Uma atriz respondeu postando um vídeo em que aparece chorando e chamando o presidente de crápula; uma cantora se declarou chocada com o discurso do “monstro”; um youtuber afirmou, compungido, que os direitos humanos estão em risco no nosso país. Uma digital influencer entregou nos pontos: “Viver no Brasil não está fácil”.
Pois é, viver no Brasil pode estar difícil, mas nunca foi tão fácil ficar com a consciência limpinha. Cumprido o dever cívico de exibir a própria virtude, os guerreiros da justiça social podem passar o fim de semana em Noronha para aproveitar o feriadão; ou gastar em uma única balada dinheiro suficiente para resolver por um ano inteiro o problema da “pobreza menstrual” de centenas de mulheres em situação de vulnerabilidade.
Muitos desses heróis da resistência podem até ter a sincera convicção de estar fazendo a coisa certa. Acredito. Afinal de contas, eles aprenderam que dinheiro público é algo que dá em árvore ou cai do céu, e que o Estado tem obrigação de dar tudo de graça para as pessoas, inclusive artigos de higiene, porque elas têm direito. "Mas quem paga?" Cala a boca, fascista, a economia a gente deixa pra depois!

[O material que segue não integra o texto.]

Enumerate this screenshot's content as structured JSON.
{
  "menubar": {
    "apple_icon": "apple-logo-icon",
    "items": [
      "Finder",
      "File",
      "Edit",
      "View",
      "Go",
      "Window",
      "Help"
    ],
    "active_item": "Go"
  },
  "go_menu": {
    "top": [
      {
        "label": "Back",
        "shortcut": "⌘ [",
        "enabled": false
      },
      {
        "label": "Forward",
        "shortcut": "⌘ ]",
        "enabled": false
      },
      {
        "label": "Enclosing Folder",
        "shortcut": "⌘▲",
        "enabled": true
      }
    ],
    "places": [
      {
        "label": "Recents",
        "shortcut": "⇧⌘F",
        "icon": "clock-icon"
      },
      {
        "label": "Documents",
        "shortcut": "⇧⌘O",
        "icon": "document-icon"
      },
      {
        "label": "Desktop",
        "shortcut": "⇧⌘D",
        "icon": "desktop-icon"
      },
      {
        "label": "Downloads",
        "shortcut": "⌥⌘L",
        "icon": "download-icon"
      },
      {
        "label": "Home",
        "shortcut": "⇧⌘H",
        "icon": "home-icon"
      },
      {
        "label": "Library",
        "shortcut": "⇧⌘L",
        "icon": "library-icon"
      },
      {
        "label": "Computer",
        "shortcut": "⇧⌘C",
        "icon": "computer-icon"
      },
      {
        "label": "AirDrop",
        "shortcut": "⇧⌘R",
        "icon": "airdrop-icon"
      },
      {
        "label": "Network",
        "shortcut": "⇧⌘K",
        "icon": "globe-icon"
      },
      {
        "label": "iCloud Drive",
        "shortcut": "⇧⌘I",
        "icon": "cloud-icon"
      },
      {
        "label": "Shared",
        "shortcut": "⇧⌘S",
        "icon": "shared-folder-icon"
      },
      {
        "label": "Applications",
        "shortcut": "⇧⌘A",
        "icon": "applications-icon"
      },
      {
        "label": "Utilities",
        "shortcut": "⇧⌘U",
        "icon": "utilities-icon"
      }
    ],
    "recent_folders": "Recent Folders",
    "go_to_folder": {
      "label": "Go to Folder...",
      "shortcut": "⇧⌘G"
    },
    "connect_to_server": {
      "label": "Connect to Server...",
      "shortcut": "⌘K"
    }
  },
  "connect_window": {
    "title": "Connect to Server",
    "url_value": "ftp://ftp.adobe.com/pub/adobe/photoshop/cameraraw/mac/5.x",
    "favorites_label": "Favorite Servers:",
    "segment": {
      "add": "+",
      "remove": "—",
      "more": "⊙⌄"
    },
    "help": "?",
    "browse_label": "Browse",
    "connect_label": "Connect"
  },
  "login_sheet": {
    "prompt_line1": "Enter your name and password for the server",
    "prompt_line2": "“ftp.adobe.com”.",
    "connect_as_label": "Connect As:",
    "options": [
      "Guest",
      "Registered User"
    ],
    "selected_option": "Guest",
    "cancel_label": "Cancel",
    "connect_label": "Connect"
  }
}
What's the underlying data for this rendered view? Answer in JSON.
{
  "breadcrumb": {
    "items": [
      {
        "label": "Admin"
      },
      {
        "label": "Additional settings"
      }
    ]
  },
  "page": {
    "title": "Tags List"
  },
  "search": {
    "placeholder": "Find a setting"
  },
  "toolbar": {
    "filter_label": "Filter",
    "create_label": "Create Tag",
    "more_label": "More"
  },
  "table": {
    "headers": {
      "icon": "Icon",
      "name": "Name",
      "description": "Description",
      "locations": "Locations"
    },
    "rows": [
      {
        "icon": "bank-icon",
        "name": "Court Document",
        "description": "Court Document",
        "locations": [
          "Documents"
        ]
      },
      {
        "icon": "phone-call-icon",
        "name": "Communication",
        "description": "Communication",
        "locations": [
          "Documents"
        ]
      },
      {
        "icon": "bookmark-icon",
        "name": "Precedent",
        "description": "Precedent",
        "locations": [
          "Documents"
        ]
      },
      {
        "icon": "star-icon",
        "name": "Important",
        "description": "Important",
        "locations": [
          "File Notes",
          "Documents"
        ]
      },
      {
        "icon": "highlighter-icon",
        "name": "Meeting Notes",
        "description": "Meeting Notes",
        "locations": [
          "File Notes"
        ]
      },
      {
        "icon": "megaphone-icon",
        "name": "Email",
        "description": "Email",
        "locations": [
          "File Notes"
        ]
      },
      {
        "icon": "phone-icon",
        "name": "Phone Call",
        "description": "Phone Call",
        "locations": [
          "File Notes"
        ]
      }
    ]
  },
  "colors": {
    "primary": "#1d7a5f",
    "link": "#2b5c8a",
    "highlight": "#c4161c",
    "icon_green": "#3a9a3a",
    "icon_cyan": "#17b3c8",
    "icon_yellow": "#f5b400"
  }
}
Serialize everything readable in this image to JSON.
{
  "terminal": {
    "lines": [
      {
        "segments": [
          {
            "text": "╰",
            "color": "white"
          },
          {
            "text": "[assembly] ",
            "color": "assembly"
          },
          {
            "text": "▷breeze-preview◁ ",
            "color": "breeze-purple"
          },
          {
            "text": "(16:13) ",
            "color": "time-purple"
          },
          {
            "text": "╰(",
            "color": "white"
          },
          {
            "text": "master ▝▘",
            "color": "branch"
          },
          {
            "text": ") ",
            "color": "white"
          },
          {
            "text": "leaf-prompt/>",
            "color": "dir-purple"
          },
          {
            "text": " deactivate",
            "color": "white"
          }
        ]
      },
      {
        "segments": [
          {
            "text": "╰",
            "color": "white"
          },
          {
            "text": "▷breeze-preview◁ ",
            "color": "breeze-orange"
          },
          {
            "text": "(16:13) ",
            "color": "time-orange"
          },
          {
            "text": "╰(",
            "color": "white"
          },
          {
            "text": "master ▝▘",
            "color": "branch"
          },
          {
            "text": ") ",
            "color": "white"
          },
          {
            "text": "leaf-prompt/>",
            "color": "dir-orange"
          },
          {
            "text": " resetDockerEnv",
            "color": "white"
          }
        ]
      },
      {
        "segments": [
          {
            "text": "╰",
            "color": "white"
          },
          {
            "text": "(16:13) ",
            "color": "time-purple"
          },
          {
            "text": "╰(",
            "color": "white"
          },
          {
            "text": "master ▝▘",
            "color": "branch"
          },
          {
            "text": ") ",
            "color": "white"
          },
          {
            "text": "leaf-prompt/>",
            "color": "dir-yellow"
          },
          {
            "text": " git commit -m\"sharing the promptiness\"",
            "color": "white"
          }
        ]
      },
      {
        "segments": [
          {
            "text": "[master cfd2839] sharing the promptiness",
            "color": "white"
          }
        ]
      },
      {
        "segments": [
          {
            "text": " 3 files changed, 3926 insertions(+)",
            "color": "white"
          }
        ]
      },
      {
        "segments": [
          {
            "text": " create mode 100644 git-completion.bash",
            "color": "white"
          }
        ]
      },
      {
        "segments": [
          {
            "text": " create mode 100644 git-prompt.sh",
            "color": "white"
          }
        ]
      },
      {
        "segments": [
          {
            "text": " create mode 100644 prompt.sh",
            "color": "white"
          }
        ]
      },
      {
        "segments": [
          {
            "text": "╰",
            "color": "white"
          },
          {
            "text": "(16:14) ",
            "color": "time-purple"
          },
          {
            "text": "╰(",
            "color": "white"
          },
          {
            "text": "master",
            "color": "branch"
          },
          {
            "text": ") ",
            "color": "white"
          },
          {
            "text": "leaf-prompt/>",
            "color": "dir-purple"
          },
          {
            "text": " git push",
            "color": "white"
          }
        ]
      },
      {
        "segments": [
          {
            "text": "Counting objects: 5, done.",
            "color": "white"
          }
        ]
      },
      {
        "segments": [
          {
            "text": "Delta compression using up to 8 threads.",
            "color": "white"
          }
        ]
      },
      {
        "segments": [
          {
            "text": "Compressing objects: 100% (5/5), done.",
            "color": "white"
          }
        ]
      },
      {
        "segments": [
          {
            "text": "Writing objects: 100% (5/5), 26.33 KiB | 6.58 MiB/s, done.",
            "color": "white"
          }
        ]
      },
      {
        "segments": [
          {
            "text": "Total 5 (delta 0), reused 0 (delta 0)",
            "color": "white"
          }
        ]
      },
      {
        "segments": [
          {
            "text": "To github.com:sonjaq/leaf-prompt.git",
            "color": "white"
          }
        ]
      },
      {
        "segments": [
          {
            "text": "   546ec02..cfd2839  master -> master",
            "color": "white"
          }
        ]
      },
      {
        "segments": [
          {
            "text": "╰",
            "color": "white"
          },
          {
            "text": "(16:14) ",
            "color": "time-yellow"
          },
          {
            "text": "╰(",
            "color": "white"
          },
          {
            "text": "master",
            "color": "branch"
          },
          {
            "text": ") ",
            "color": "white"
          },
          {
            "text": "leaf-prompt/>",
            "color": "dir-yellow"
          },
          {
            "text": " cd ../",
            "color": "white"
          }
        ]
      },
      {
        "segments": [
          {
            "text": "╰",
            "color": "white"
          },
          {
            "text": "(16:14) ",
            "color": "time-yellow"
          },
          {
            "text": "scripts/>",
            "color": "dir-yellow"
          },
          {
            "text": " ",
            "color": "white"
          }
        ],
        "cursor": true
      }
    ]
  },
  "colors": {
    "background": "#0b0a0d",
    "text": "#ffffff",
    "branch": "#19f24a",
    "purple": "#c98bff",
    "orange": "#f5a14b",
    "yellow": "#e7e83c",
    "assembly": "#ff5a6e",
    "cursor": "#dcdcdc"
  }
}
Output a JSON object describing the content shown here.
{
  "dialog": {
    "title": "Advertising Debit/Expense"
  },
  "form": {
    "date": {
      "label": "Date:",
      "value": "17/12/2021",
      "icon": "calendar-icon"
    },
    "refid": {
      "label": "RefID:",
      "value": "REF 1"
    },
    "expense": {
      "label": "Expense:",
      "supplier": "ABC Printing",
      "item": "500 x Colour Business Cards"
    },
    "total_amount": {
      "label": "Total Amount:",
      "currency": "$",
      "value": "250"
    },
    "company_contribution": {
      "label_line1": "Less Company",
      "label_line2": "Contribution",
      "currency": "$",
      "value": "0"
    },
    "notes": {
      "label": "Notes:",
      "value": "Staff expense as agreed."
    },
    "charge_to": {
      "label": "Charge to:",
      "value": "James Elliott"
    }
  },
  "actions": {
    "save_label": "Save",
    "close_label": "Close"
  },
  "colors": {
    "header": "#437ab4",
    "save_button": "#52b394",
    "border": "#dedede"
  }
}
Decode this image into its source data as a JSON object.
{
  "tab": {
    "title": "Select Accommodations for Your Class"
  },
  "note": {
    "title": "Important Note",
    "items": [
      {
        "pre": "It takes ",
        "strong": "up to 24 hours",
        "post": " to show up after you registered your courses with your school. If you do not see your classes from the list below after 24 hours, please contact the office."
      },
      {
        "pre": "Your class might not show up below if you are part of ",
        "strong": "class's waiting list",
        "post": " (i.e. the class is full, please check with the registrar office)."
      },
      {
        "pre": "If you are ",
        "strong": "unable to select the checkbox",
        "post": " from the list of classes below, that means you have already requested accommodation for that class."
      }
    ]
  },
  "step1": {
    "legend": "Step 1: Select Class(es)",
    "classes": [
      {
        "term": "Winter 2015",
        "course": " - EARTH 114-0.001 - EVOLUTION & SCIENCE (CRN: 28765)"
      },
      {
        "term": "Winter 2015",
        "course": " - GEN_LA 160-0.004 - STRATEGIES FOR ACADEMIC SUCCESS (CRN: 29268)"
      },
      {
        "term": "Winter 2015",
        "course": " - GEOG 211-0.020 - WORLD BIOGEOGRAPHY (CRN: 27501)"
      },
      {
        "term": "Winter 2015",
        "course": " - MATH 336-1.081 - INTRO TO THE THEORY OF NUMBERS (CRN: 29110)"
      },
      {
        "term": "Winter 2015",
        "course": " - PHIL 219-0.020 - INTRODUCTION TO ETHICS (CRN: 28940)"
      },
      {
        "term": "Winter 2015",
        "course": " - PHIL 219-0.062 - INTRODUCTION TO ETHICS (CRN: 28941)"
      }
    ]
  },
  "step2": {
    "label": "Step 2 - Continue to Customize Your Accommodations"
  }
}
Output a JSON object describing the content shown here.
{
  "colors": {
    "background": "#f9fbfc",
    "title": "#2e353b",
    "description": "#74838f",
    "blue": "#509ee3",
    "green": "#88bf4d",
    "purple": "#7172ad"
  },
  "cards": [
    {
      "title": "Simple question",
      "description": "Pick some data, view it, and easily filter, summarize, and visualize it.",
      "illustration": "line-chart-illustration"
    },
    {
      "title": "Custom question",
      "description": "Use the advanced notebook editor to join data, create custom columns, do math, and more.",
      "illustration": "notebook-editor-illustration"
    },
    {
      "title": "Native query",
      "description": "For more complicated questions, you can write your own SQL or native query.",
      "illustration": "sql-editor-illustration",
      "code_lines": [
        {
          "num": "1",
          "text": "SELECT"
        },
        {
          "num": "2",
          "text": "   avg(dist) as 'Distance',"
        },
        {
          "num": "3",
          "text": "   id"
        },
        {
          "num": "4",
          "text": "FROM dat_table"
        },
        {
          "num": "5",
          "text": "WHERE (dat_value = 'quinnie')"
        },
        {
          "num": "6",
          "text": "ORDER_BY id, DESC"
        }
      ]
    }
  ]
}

Décadas de descaso com a educação levaram a isso, à total ignorância dos princípios mais rudimentares de funcionamento da economia e da administração pública. Como escreveu Darcy Ribeiro, a crise da educação no Brasil não é uma crise, é um projeto. A julgar pelo que se lê no Instagram e no Twitter, o projeto foi bem-sucedido.
Infelizmente, como resumiu Margaret Thatcher, não existe dinheiro público, mas apenas dinheiro dos pagadores de impostos. Não serão os deputados lacradores, nem as celebridades, nem o Papai Noel, mas o povo que acorda cedo e trabalha, quem irá pagar pelos absorventes produzidos (com material sustentável) para compra e distribuição “gratuita”. Simples assim.
Matemática e responsabilidade fiscal são coisa de fascista: é claro que ninguém quis ler nem entender a fundamentação do veto, o que importa é ganhar biscoito e tacar pedra na Geni
Como observaram alguns leitores na seção de comentários do meu artigo de ontem, o veto à farra dos absorventes foi fundamentado: o projeto de lei não explicou – ou explicou de forma vaga e preguiçosa – de onde sairia o dinheiro. A regra é clara: um presidente não pode criar, majorar ou estender qualquer benefício – muito menos uma despesa obrigatória de caráter continuado – sem especificar a fonte de custeio. Se Bolsonaro sancionasse a medida, estaria apenas violando a Constituição e cometendo crime de responsabilidade.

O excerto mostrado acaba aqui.